LLaVA
LLaVA copied to clipboard
[Usage] Must I reload the model when I want to inference on a new image?
Describe the issue
I think the time to load model is very long, so try to reuse the model when inferring in a new image. But encounter the issue below, so is it possible to do this? How should I write the code? Modified from llava/serve/cli.py
def main(args):
# Model
disable_torch_init()
model_name = get_model_name_from_path(args.model_path)
tokenizer, model, image_processor, context_len = load_pretrained_model(args.model_path, args.model_base, model_name, args.load_8bit, args.load_4bit, device=args.device)
if "llama-2" in model_name.lower():
conv_mode = "llava_llama_2"
...
while True:
image_file = input("Please input image path:")
image = load_image(image_file)
image_size = image.size
# Similar operation in model_worker.py
image_tensor = process_images([image], image_processor, model.config)
if type(image_tensor) is list:
image_tensor = [image.to(model.device, dtype=torch.float16) for image in image_tensor]
else:
image_tensor = image_tensor.to(model.device, dtype=torch.float16)
while True:
try:
inp = input(f"{roles[0]}: ")
except EOFError:
inp = ""
if not inp:
print("exit...")
break
print(f"{roles[1]}: ", end="")
if image is not None:
# first message
if model.config.mm_use_im_start_end:
inp = DEFAULT_IM_START_TOKEN + DEFAULT_IMAGE_TOKEN + DEFAULT_IM_END_TOKEN + '\n' + inp
else:
inp = DEFAULT_IMAGE_TOKEN + '\n' + inp
image = None
conv.append_message(conv.roles[0], inp)
conv.append_message(conv.roles[1], None)
prompt = conv.get_prompt()
input_ids = tokenizer_image_token(prompt, tokenizer, IMAGE_TOKEN_INDEX, return_tensors='pt').unsqueeze(0).to(model.device)
stop_str = conv.sep if conv.sep_style != SeparatorStyle.TWO else conv.sep2
keywords = [stop_str]
streamer = TextStreamer(tokenizer, skip_prompt=True, skip_special_tokens=True)

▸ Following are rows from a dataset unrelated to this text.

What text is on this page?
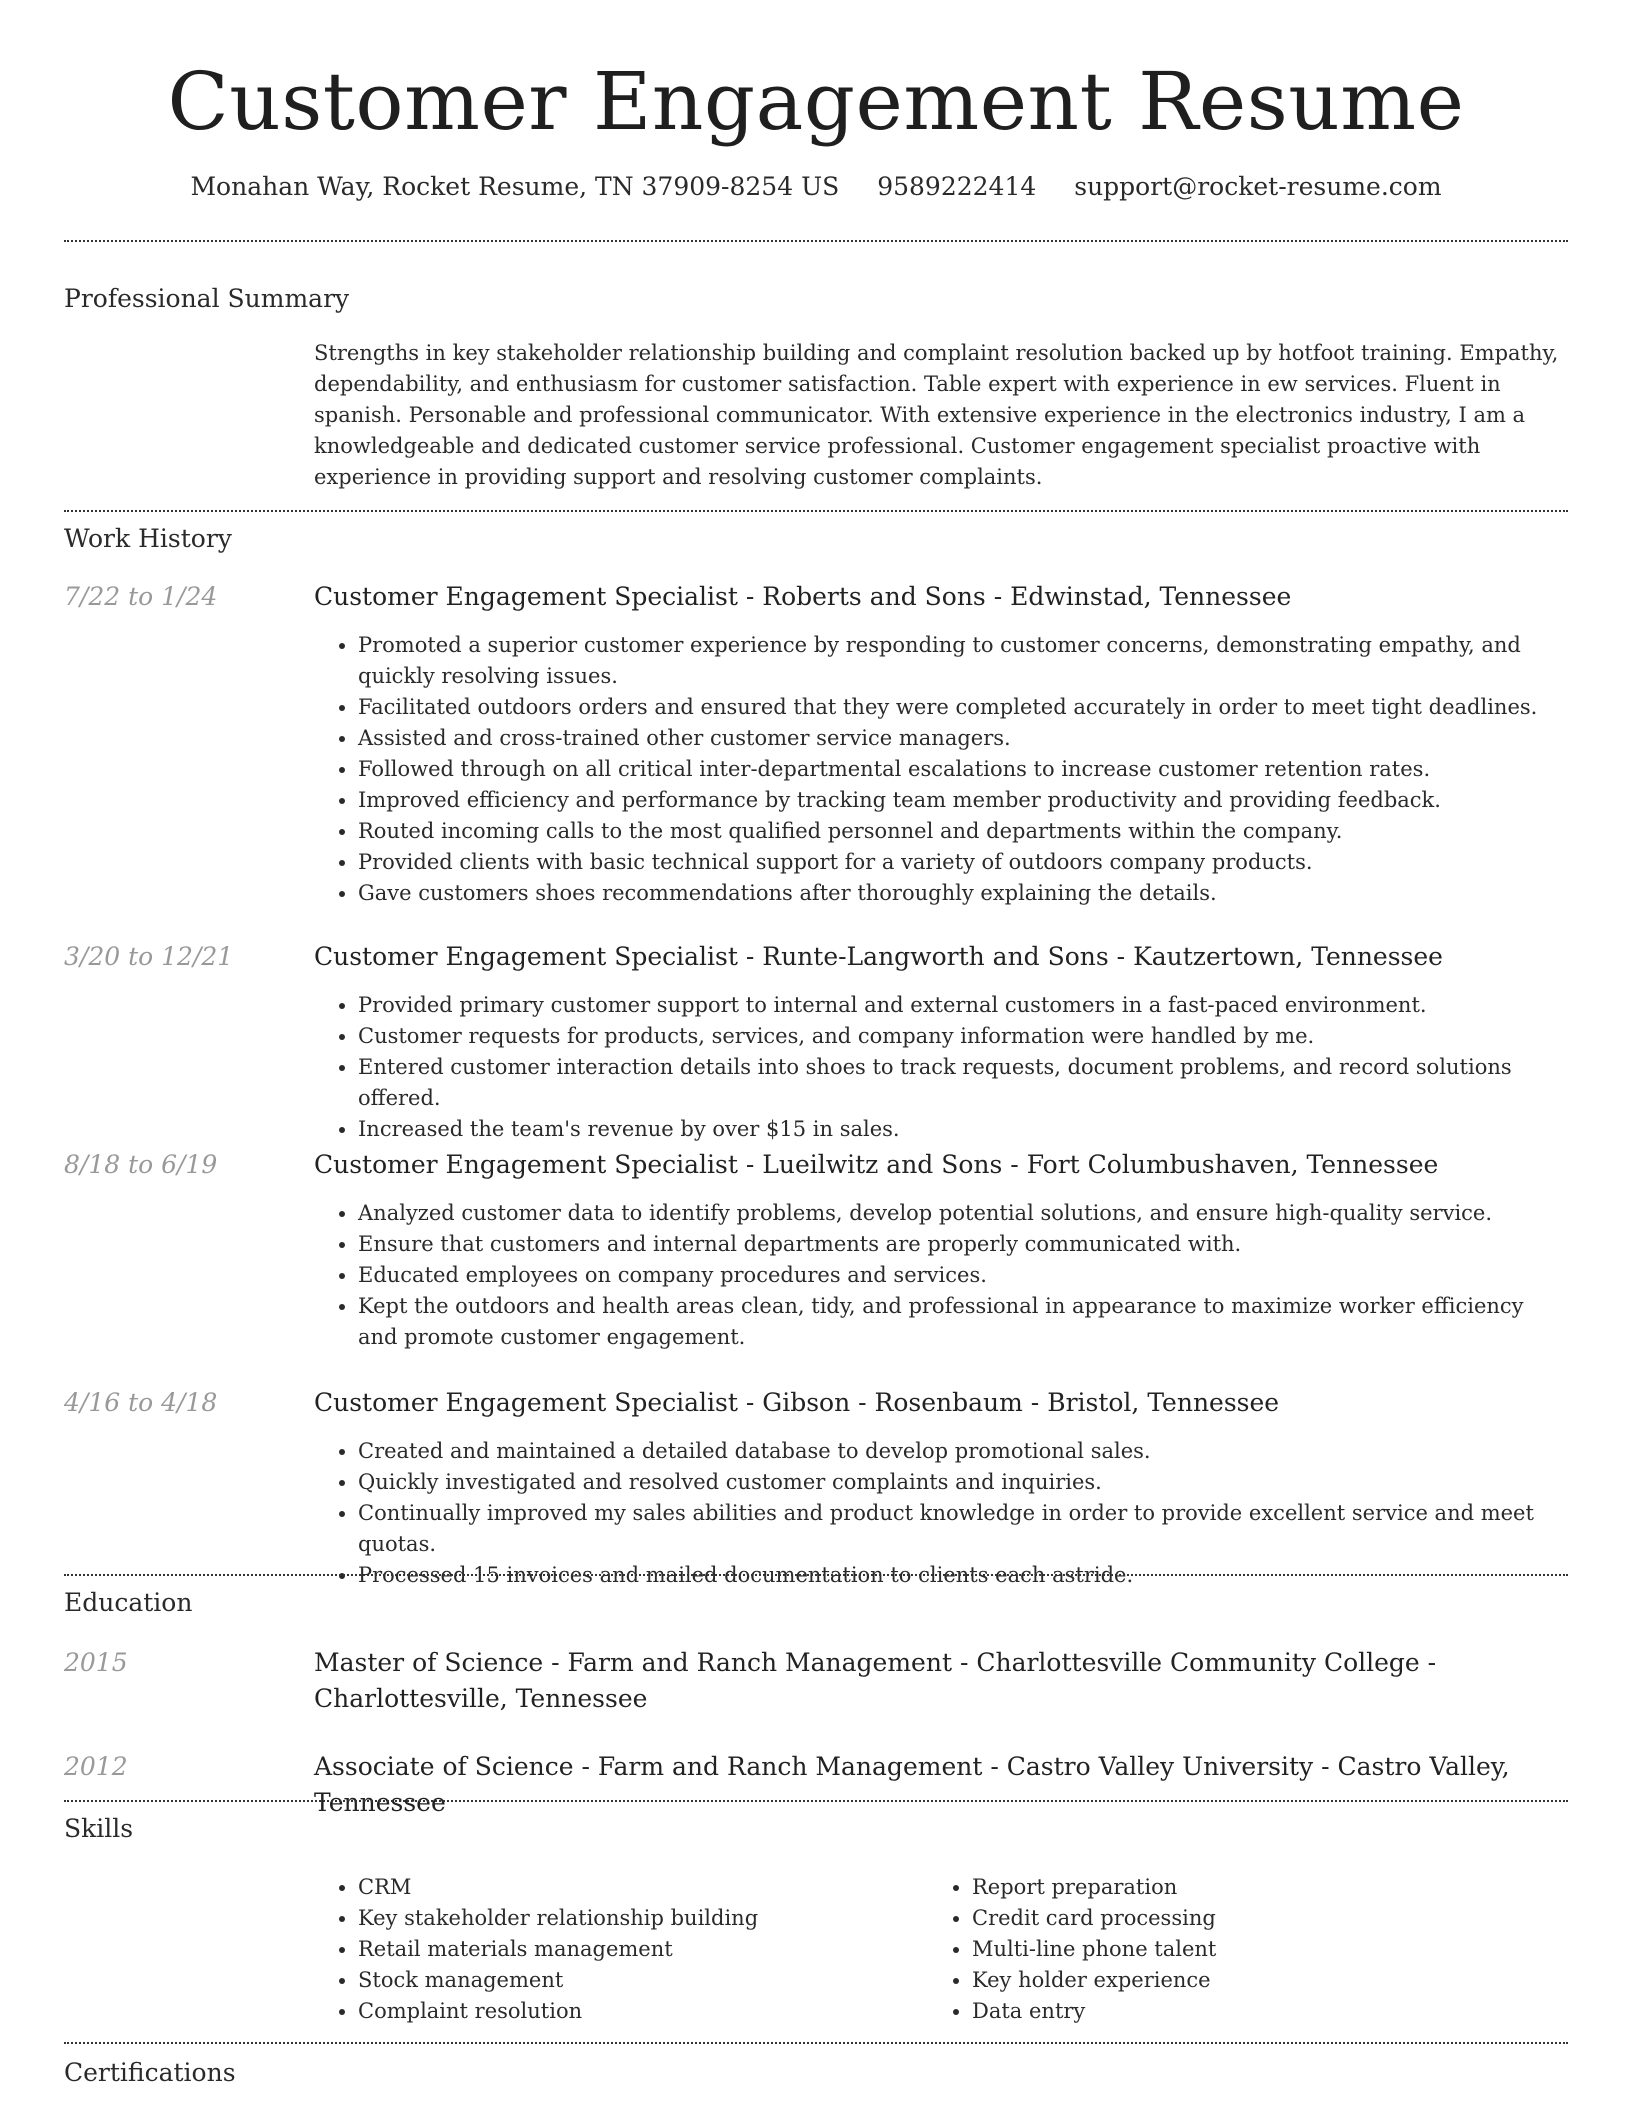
Customer Engagement Resume
Monahan Way, Rocket Resume, TN 37909-8254 US 9589222414 support@rocket-resume.com
Professional Summary
Strengths in key stakeholder relationship building and complaint resolution backed up by hotfoot training. Empathy, dependability, and enthusiasm for customer satisfaction. Table expert with experience in ew services. Fluent in spanish. Personable and professional communicator. With extensive experience in the electronics industry, I am a knowledgeable and dedicated customer service professional. Customer engagement specialist proactive with experience in providing support and resolving customer complaints.
Work History
7/22 to 1/24	Customer Engagement Specialist - Roberts and Sons - Edwinstad, Tennessee
• Promoted a superior customer experience by responding to customer concerns, demonstrating empathy, and quickly resolving issues.
• Facilitated outdoors orders and ensured that they were completed accurately in order to meet tight deadlines.
• Assisted and cross-trained other customer service managers.
• Followed through on all critical inter-departmental escalations to increase customer retention rates.
• Improved efficiency and performance by tracking team member productivity and providing feedback.
• Routed incoming calls to the most qualified personnel and departments within the company.
• Provided clients with basic technical support for a variety of outdoors company products.
• Gave customers shoes recommendations after thoroughly explaining the details.
3/20 to 12/21	Customer Engagement Specialist - Runte-Langworth and Sons - Kautzertown, Tennessee
• Provided primary customer support to internal and external customers in a fast-paced environment.
• Customer requests for products, services, and company information were handled by me.
• Entered customer interaction details into shoes to track requests, document problems, and record solutions offered.
• Increased the team's revenue by over $15 in sales.
8/18 to 6/19	Customer Engagement Specialist - Lueilwitz and Sons - Fort Columbushaven, Tennessee
• Analyzed customer data to identify problems, develop potential solutions, and ensure high-quality service.
• Ensure that customers and internal departments are properly communicated with.
• Educated employees on company procedures and services.
• Kept the outdoors and health areas clean, tidy, and professional in appearance to maximize worker efficiency and promote customer engagement.
4/16 to 4/18	Customer Engagement Specialist - Gibson - Rosenbaum - Bristol, Tennessee
• Created and maintained a detailed database to develop promotional sales.
• Quickly investigated and resolved customer complaints and inquiries.
• Continually improved my sales abilities and product knowledge in order to provide excellent service and meet quotas.
• Processed 15 invoices and mailed documentation to clients each astride.
Education
2015	Master of Science - Farm and Ranch Management - Charlottesville Community College - Charlottesville, Tennessee
2012	Associate of Science - Farm and Ranch Management - Castro Valley University - Castro Valley, Tennessee
Skills
• CRM
• Key stakeholder relationship building
• Retail materials management
• Stock management
• Complaint resolution
• Report preparation
• Credit card processing
• Multi-line phone talent
• Key holder experience
• Data entry
Certifications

with torch.inference_mode():
output_ids = model.generate(
input_ids,
images=image_tensor,
image_sizes=[image_size],
do_sample=True if args.temperature > 0 else False,
temperature=args.temperature,
max_new_tokens=args.max_new_tokens,
streamer=streamer,
use_cache=True)
outputs = tokenizer.decode(output_ids[0]).strip()
conv.messages[-1][-1] = outputs
if args.debug:
print("\n", {"prompt": prompt, "outputs": outputs}, "\n")
The code works well on first image input, but fails on the second image input.
Output:
Loading checkpoint shards: 100%|██████████████████████████████████████████████████████████████████████████████████████████████████████████████████████| 15/15 [00:29<00:00, 1.94s/it]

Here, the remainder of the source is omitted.